Ermanno Wolf-Ferrari gehörte vor dem Ersten Weltkrieg zu den meistgespielten Opernkomponisten. Dieser deutsch-italienische Tonsetzer hat aber auch gehaltvolle Kammermusik geschrieben, die ihm selbst wichtig war. Aus diesem Bereich bringen die beiden Interpreten die drei Sonaten für Violine und Klavier zu Gehör. Diese wenig bekannten Sonaten in romantischem Stil entstanden zu verschiedenen Zeitpunkten. Die erste schrieb der 19-jährige noch im Studium in München. Trotz ausgedehnter Gestaltung, die man der Unerfahrenheit zuschreiben darf, überzeugt sie schon mit ihrer Frische, partiell geradezu reizvoller Wirkung. Persönlicher im Ausdruck ist die Zweite, bei der er deutsches und italienisches Idiom verbindet. Die späte dritte Sonate geht mit neoklassizistischen Formen neue Wege. Trotz einer nicht machbaren Kategorisierung vereint seine Werke sein Streben nach einer Schönheit, die auf Wohlbefinden und Sinnlichkeit, nicht auf Regeln setzt.
Der Geiger David Alogna und der Pianist Costantino Catena bieten diese selten zu hörenden Werke nun in der wohl zweiten Gesamteinspielung an. Alogna gibt den ohnehin ausdrucksvollen Stücken seine gesamte gestalterische und auch technisch-spielerische Kraft mit. Bei sicherer Beherrschung des Metiers schafft er streckenweise Klänge, die neben der Musik auch vom Einsatz des Instrumentes begleitet werden. Wenn man Romantik bzw. romantisch heute meist mit einem sentimentalen Zustand des Reichtums an Gefühlen verbindet, so präsentiert Alogna die Musik und sich so gefühlsstark, dass man manchmal schlichtweg überwältigt sein mag. Wenn man den Reichtum an Gefühlen auch im Sinne eines versonnen Träumenden versteht, dann fehlt etwas Besinnliches an diesem Ausdrucksbemühen.
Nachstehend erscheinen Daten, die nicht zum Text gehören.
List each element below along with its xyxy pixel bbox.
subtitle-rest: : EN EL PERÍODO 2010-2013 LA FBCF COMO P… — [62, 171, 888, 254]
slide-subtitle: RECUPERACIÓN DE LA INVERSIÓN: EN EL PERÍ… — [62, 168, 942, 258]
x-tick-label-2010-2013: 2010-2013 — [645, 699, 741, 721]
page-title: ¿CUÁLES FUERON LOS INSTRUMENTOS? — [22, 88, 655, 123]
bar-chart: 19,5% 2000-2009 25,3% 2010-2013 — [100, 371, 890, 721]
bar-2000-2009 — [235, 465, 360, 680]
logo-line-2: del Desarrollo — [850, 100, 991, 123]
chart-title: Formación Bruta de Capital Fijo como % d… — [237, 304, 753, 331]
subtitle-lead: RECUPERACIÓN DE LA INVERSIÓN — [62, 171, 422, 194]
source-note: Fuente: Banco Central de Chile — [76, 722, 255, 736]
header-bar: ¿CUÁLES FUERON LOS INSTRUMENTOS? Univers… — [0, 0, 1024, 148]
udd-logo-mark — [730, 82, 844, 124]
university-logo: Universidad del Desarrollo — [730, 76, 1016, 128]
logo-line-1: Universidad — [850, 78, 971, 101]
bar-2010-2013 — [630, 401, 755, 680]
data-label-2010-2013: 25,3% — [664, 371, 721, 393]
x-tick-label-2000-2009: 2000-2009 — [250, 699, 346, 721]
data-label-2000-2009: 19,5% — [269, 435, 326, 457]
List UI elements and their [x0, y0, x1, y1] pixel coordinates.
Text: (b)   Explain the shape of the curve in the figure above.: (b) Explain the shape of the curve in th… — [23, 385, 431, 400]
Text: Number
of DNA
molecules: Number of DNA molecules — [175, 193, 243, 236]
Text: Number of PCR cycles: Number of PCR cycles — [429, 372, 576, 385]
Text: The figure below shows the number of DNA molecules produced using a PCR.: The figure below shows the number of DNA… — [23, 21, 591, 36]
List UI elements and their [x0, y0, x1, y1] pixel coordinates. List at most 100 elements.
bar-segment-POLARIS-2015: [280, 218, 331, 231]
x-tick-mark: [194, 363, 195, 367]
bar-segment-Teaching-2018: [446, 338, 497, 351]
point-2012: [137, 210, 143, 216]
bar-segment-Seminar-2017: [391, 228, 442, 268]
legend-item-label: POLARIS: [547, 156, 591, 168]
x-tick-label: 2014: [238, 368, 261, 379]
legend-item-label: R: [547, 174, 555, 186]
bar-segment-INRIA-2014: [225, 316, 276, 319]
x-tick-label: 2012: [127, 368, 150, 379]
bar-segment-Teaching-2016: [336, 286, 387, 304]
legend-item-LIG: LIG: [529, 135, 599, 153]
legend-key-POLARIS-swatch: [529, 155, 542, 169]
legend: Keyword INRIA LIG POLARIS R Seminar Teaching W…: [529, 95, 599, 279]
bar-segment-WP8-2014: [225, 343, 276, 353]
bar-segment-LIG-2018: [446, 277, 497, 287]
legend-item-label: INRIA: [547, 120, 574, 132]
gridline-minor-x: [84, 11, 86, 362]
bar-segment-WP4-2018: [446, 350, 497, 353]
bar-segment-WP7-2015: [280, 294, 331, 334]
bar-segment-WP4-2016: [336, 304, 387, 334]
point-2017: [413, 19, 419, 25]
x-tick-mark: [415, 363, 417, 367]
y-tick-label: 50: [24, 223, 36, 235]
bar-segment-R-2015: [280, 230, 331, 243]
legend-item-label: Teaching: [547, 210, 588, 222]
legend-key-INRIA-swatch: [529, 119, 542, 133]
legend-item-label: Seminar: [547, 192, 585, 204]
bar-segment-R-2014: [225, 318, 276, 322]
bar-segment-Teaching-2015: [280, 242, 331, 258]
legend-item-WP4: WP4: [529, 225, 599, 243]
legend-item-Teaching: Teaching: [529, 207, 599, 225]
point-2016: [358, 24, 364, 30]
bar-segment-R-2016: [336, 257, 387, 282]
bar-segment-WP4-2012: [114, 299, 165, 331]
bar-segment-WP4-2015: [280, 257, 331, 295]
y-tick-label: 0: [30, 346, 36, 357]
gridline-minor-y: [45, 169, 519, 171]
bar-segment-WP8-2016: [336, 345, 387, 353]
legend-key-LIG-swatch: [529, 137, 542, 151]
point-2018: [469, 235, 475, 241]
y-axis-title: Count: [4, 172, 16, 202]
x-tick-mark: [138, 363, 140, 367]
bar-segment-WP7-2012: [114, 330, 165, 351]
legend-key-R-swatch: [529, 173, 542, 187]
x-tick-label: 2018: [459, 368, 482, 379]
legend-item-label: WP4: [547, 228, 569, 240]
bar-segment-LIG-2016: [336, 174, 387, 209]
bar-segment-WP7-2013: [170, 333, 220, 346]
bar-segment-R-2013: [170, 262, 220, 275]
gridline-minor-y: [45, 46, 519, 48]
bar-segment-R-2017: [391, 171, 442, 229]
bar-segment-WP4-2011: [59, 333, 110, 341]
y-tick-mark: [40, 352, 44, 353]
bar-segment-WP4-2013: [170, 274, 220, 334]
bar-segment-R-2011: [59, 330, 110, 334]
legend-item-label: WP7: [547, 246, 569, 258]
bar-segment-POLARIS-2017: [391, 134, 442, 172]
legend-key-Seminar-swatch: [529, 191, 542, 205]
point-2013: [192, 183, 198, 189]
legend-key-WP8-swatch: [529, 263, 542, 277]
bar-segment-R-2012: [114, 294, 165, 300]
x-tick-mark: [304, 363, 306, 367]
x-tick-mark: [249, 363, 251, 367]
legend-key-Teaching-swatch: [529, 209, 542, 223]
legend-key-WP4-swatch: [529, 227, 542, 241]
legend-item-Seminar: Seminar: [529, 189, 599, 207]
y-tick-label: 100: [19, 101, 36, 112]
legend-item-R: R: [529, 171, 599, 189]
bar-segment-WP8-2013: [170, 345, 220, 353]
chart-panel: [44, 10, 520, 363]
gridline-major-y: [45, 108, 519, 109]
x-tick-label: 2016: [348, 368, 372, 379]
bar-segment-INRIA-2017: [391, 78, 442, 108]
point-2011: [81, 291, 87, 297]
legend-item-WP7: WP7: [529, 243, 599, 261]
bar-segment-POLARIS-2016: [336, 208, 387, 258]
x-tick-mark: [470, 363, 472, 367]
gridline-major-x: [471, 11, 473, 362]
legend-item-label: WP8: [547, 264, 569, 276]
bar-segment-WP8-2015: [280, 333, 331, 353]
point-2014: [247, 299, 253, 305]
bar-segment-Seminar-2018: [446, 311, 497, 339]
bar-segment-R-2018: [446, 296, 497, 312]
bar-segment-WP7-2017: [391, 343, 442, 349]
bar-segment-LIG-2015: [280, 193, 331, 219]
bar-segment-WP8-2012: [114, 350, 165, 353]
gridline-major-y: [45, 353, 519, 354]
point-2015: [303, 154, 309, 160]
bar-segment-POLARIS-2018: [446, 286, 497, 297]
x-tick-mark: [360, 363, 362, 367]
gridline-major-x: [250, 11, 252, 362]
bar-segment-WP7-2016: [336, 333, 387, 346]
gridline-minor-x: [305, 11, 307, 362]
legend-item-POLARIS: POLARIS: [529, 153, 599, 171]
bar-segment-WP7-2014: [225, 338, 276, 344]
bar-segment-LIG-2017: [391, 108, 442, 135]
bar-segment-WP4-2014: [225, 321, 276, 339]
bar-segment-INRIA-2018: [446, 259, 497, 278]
Anders als in seiner Castelnuovo-Tedesco Interpretationen (Pizzicato-Rezension)
meint man, hier möglicherweise den teutonischen Anteil in Wolf-Ferrari stampfen zu hören, wo ein kraftvolles Ausschreiten gereicht hätte.
Costantino Catena bewährt sich daneben als aufmerksam mitgestaltender Pianist, der aber nicht den Faden der Ausdrucksformulierung an sich reißt, sondern eher wohldosiert seinen Anteil gestaltet und mit diesem Ansatz dazu beiträgt, dass die Interpretationen eine erfreuliche Bereicherung des Katalogs darstellen, da auch das Aufnahmeteam einen intensiven, aber klaren Zugang zu der Musik unterstützt.